We worship leaders often fall into the same trap while we point fingers at the tentative congregation we work with. How many of us strive to make our bands and vocalists sound exactly like what we’ve heard on the radio? We have gotten really good at simply copy-catting Tomlin and Hall; our bands sound great, but what have we risked? Why do we assume that an infinitely creative God would want us to simply find something beautiful and creative in our worship culture and vomit it back up with no growth Sunday after Sunday?
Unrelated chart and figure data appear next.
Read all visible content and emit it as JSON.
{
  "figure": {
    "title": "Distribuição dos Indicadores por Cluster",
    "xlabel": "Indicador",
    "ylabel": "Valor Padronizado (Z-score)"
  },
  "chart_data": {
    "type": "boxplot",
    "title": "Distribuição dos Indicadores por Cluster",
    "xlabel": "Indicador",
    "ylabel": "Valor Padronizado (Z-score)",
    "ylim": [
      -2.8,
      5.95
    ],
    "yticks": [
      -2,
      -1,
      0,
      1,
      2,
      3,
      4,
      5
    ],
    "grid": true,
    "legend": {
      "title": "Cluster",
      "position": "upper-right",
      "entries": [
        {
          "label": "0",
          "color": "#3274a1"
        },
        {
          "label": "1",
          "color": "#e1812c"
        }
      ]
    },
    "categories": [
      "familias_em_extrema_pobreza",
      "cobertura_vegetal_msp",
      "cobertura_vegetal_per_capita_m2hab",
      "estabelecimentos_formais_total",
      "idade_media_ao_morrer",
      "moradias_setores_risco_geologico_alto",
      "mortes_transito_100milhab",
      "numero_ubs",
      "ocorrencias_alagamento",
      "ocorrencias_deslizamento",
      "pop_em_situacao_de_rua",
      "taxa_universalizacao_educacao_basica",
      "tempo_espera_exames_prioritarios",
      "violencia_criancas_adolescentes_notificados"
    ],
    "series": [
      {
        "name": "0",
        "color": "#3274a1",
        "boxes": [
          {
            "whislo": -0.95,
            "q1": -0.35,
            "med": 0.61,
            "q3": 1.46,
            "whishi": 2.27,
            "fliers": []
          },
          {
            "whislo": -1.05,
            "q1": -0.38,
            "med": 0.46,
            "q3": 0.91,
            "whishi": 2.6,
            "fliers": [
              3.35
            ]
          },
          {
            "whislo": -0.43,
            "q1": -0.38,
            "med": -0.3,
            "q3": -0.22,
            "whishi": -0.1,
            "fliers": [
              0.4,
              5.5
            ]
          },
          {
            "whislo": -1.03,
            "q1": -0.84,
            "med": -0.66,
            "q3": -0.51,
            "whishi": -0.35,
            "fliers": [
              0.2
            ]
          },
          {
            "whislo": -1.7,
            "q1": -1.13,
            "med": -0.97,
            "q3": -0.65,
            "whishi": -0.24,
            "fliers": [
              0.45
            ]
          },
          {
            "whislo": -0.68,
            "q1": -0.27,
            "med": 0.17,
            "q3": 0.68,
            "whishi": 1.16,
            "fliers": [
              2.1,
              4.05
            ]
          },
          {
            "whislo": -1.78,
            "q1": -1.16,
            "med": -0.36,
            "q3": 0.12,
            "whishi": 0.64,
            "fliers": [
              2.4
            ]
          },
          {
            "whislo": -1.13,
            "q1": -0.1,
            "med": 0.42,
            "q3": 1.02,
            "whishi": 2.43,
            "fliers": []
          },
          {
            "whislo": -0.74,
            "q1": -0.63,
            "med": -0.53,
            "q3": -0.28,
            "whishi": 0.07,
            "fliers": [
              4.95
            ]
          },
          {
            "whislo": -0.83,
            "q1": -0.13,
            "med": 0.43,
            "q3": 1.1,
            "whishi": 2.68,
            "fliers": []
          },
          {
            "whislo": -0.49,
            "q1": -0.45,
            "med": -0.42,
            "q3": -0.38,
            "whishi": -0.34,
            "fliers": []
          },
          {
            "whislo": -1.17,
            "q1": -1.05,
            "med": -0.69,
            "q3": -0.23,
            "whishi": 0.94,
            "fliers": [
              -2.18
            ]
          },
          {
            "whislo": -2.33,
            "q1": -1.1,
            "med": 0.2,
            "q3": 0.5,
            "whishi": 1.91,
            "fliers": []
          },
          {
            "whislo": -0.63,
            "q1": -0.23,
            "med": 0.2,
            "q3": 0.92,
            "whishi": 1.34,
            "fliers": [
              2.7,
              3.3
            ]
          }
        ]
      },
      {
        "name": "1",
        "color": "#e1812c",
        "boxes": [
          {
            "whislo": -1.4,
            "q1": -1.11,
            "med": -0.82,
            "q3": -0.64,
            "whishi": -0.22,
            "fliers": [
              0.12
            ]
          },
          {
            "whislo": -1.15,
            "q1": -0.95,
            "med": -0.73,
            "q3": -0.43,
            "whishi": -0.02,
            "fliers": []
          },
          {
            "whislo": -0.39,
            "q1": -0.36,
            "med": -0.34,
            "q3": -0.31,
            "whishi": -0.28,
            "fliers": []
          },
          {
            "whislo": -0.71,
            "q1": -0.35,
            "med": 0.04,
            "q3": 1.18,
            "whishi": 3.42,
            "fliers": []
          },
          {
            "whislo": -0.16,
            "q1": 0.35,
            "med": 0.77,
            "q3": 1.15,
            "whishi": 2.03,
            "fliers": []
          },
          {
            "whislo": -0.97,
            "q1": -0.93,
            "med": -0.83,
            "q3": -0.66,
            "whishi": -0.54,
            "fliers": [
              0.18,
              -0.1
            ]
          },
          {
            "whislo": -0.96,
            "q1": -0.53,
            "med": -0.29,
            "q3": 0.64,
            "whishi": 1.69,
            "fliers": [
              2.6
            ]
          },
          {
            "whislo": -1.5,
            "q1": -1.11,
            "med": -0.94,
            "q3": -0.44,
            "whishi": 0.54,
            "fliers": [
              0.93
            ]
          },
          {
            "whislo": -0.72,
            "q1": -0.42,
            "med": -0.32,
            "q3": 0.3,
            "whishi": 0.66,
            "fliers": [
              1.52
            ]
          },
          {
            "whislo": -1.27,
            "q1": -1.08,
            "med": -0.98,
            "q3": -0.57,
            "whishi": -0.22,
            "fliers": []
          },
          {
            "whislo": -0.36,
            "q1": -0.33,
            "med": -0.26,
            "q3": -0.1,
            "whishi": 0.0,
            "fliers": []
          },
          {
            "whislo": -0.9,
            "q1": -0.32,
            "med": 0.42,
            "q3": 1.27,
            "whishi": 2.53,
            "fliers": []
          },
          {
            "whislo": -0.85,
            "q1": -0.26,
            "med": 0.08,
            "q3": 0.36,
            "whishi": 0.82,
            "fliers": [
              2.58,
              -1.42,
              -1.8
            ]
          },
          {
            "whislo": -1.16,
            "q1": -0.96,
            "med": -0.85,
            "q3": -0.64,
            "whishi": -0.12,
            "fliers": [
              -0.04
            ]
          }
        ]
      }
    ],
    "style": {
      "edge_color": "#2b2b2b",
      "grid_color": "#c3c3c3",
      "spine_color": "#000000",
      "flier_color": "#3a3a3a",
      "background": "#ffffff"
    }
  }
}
So, as you think about band practice this week, perhaps you’ll reconsider your desire to emulate the pack. Why not take the structures in the songs that you know like the back of your hand, and make them into something new and fresh? Let the musicians in your band be creators, because one of the best ways that we can praise our creator is by imitation. Write a new guitar accompaniment, a new vocal line, a new piano solo, something that distinguishes your band’s voice from everyone elses. Although feeble in comparison, when each of us create on an artistic scale, we are being thoroughly worshipful to the One from whom all creativity comes from.